Матерой медведицей вперевалочку засуетилась старуха. Петька уселся на стол. Ему было так уютно, так хорошо около этой грубоватой, несокрушимо могучей старухи.
«Эх, еще бы сюда маму затащить… вот было бы радостей!.. Но она настырная, ох, уж настырная… не пойдет», — с грустью подумал Петр.
Обширную кухню всю заполнила собой бабка, распирая стены, гудит ее басовитый голос, успокаивает его и прочь отгоняет, как туман ветром, тяжелые мысли о предстоящем суде.
Когда на столе появился обильный ужин, старуха гаркнула внучке:
— Эй, кумуха-черемуха, садись за стол!
— Не могу, бабушка.
— Ну и дрыхни, мы и без тебя обойдемся, — бабка Дарья весело подмигнула Петру.
Но на Петра вдруг нахлынули невеселые думы, и он склонил над столом свою чубастую голову.
— Што ж ты, Петенька, не весел, что ты голову повесил?! — нараспев пробасила бабка. — Давай лучше споем.
— Ох, бабушка, как вспомню про Егора, так на душе и начинают кошки скрести.
— Э, паря, брось-ка голову себе морочить да душу бередить.
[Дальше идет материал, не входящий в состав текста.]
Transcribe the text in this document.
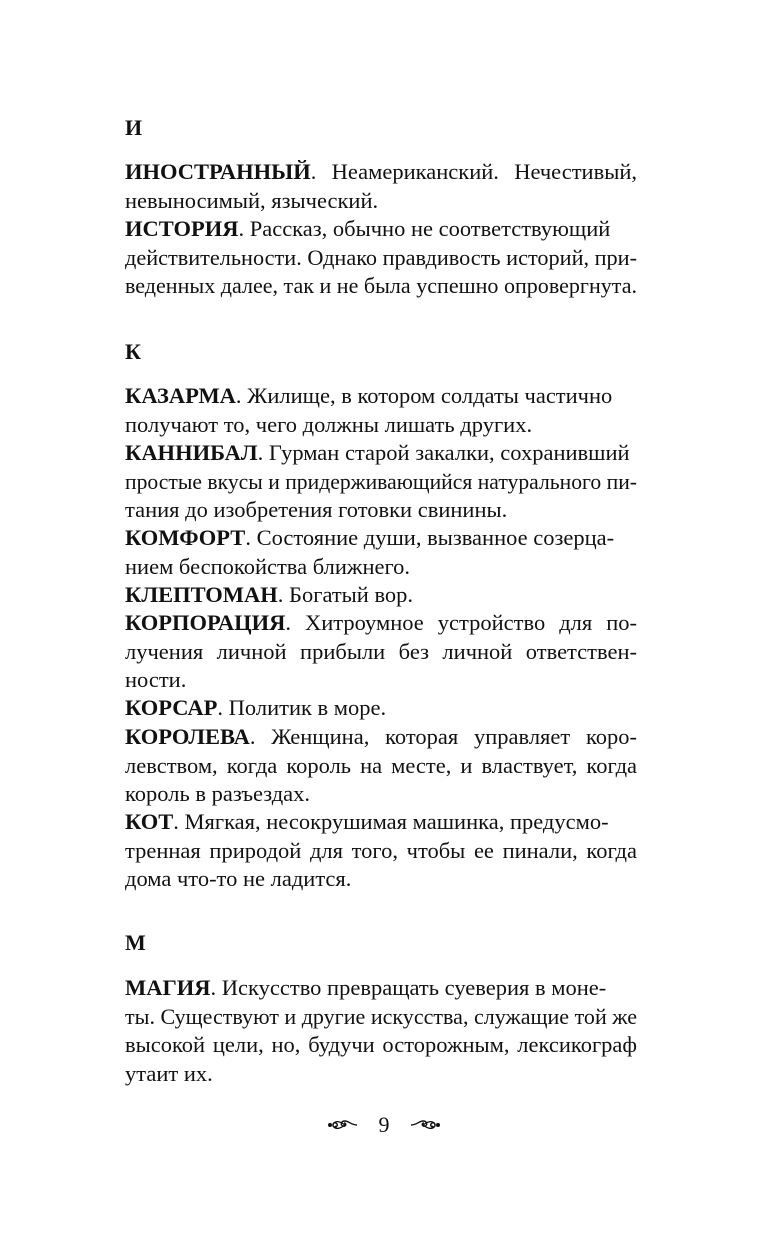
И
ИНОСТРАННЫЙ. Неамериканский. Нечестивый,
невыносимый, языческий.
ИСТОРИЯ. Рассказ, обычно не соответствующий
действительности. Однако правдивость историй, при-
веденных далее, так и не была успешно опровергнута.
К
КАЗАРМА. Жилище, в котором солдаты частично
получают то, чего должны лишать других.
КАННИБАЛ. Гурман старой закалки, сохранивший
простые вкусы и придерживающийся натурального пи-
тания до изобретения готовки свинины.
КОМФОРТ. Состояние души, вызванное созерца-
нием беспокойства ближнего.
КЛЕПТОМАН. Богатый вор.
КОРПОРАЦИЯ. Хитроумное устройство для по-
лучения личной прибыли без личной ответствен-
ности.
КОРСАР. Политик в море.
КОРОЛЕВА. Женщина, которая управляет коро-
левством, когда король на месте, и властвует, когда
король в разъездах.
КОТ. Мягкая, несокрушимая машинка, предусмо-
тренная природой для того, чтобы ее пинали, когда
дома что-то не ладится.
М
МАГИЯ. Искусство превращать суеверия в моне-
ты. Существуют и другие искусства, служащие той же
высокой цели, но, будучи осторожным, лексикограф
утаит их.
9
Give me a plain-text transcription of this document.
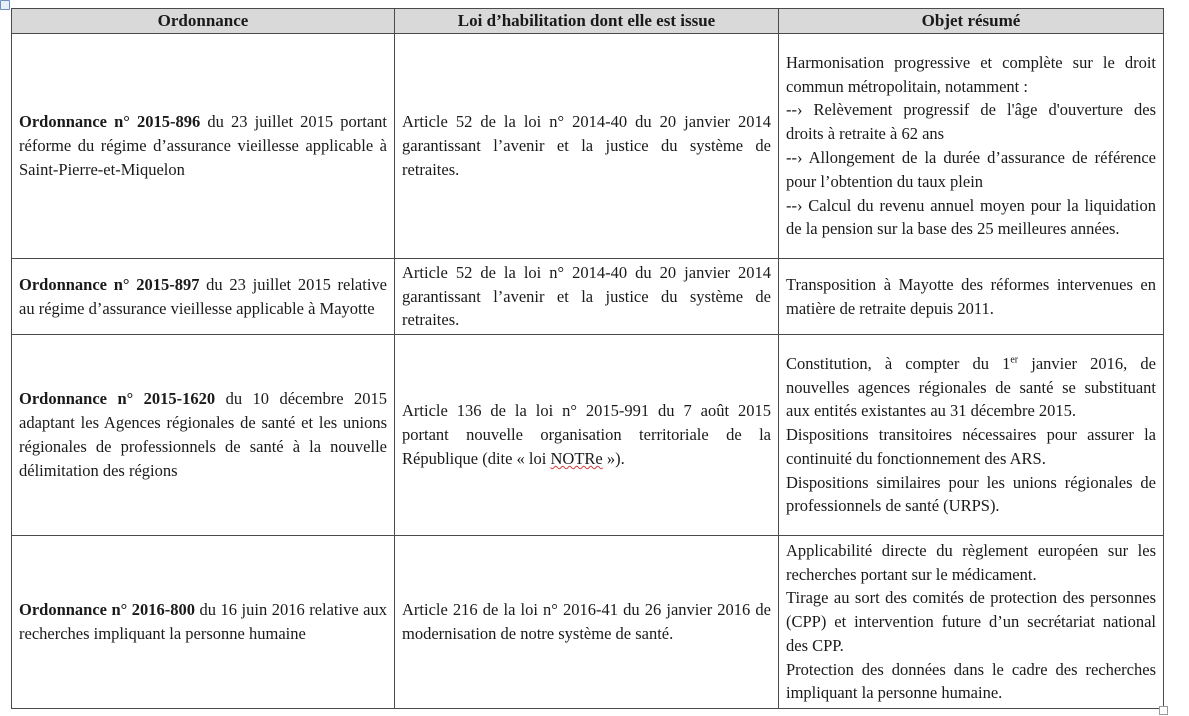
Ordonnance	Loi d’habilitation dont elle est issue	Objet résumé
Ordonnance n° 2015-896 du 23 juillet 2015 portant réforme du régime d’assurance vieillesse applicable à Saint-Pierre-et-Miquelon	Article 52 de la loi n° 2014-40 du 20 janvier 2014 garantissant l’avenir et la justice du système de retraites.	Harmonisation progressive et complète sur le droit commun métropolitain, notamment :
--› Relèvement progressif de l'âge d'ouverture des droits à retraite à 62 ans
--› Allongement de la durée d’assurance de référence pour l’obtention du taux plein
--› Calcul du revenu annuel moyen pour la liquidation de la pension sur la base des 25 meilleures années.

Ordonnance n° 2015-897 du 23 juillet 2015 relative au régime d’assurance vieillesse applicable à Mayotte	Article 52 de la loi n° 2014-40 du 20 janvier 2014 garantissant l’avenir et la justice du système de retraites.	Transposition à Mayotte des réformes intervenues en matière de retraite depuis 2011.

Ordonnance n° 2015-1620 du 10 décembre 2015 adaptant les Agences régionales de santé et les unions régionales de professionnels de santé à la nouvelle délimitation des régions	Article 136 de la loi n° 2015-991 du 7 août 2015 portant nouvelle organisation territoriale de la République (dite « loi NOTRe »).	Constitution, à compter du 1er janvier 2016, de nouvelles agences régionales de santé se substituant aux entités existantes au 31 décembre 2015.
Dispositions transitoires nécessaires pour assurer la continuité du fonctionnement des ARS.
Dispositions similaires pour les unions régionales de professionnels de santé (URPS).

Ordonnance n° 2016-800 du 16 juin 2016 relative aux recherches impliquant la personne humaine	Article 216 de la loi n° 2016-41 du 26 janvier 2016 de modernisation de notre système de santé.	Applicabilité directe du règlement européen sur les recherches portant sur le médicament.
Tirage au sort des comités de protection des personnes (CPP) et intervention future d’un secrétariat national des CPP.
Protection des données dans le cadre des recherches impliquant la personne humaine.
Чему быть, тому не миновать, а в гибели Егора ты не виновен. Так судьба распорядилась… Слух ходит, что Яшка в суд подал, но ты не примай это на сердце, не в ту сторону он накопытился.
— Так-то оно так… вот, если бы медведь уцелел… тогда Будашарнаев с врачицей все бы на месте выяснили и заактировали.
— Э, паря, хушь я и стара дура, но кумекаю, что Яшке веры не будет.